Prime minister Haider al-Abadi was expected to do better in the parliamentary election on 12 May because of the credit he gained when the Iraqi army recaptured Mosul, the de facto capital of Isis, in July last year.

 

A few months later, Mr Abadi had a further success when Iraqi security forces responded to an ill-advised Kurdish referendum on independence by reoccupying the oil province of Kirkuk.
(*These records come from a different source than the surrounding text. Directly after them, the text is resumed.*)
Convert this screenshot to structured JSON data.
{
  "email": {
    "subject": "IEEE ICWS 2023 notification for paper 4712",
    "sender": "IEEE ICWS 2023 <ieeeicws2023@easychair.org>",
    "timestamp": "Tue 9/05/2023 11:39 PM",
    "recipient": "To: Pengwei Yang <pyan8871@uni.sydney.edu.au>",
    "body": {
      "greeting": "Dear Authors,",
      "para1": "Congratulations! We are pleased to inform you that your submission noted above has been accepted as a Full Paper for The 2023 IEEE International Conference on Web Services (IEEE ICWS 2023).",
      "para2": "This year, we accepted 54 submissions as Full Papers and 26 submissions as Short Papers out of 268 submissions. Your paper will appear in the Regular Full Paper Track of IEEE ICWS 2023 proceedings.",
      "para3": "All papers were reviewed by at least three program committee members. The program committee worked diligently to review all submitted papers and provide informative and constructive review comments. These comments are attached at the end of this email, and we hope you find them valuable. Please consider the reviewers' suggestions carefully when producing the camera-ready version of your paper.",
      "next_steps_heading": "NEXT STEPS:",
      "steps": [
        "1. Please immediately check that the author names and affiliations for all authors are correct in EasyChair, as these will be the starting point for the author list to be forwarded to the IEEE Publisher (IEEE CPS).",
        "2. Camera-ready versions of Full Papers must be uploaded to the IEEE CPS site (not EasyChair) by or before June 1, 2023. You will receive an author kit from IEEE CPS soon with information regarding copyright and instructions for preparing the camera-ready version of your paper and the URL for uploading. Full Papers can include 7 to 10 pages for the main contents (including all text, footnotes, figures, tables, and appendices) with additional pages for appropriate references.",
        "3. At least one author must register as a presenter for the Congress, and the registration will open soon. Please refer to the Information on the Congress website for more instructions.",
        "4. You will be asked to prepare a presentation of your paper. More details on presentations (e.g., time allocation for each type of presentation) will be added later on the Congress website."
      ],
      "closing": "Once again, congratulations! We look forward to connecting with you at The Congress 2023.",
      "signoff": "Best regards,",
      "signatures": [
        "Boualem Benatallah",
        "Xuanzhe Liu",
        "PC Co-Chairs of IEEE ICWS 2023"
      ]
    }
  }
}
Iraq appeared to be at last emerging from 40 years of crisis and war.

 

But improved security – there is less violence in Iraq than at any time since the US invasion of 2003 – has had the paradoxical consequence of allowing Iraqis to focus less on the day-to-day business of staying alive and more on the chronic failings of their corrupt and dysfunctional government.

 

They ask what happened to the hundreds of billions of oil revenue dollars that have been spent, yet they still lack water, electricity, job and houses.

 

Mr Abadi’s political grouping came in third in the election with 42 seats in the 329 seat parliament, while the surprise winner was the Sairoun Alliance of the populist nationalist cleric Muqtada al-Sadr with 54 seats.

 

He was closely followed by the movement led by Hadi al-Ameri drawn from the Shia paramilitary Hashd al-Shaabi which won 47 seats. Nobody came close to winning a majority.

 

Mr Abadi is still in office, but political experts in Baghdad estimate his chances of staying on as prime minister at only about 30 per cent, though they add that he has no obvious successor.

 

He is happy to stay where he is while political parties haggle over who gets what top job and control of ministries, though even this process is being delayed as votes are recounted in much of the country, following widespread allegations of ballot rigging.

 

Unsurprisingly, public confidence that a new government will ultimately be created that is much better or different from the old one is fading away.

 

Disillusionment with the predatory political class that has ruled Iraq for the last 15 years was already high, with only 44.5 per cent of voters going to the polls in the election. 

 

Iraqis easily get nervous about the political situation, which is scarcely surprising given the extreme violence with which they have lived for so long.

 

They worry, among many other things, that the defeat of Isis may not be as permanent as the government claims.

 

When Isis kidnapped and murdered eight security men on the Baghdad-Kirkuk road last month, there was an angry popular reaction. The government tried to calm the situation by immediately executing 13 Isis prisoners on death row, but fear is only just below the surface. 

 

The legacy of terror left by Isis is not the only destabilising factor.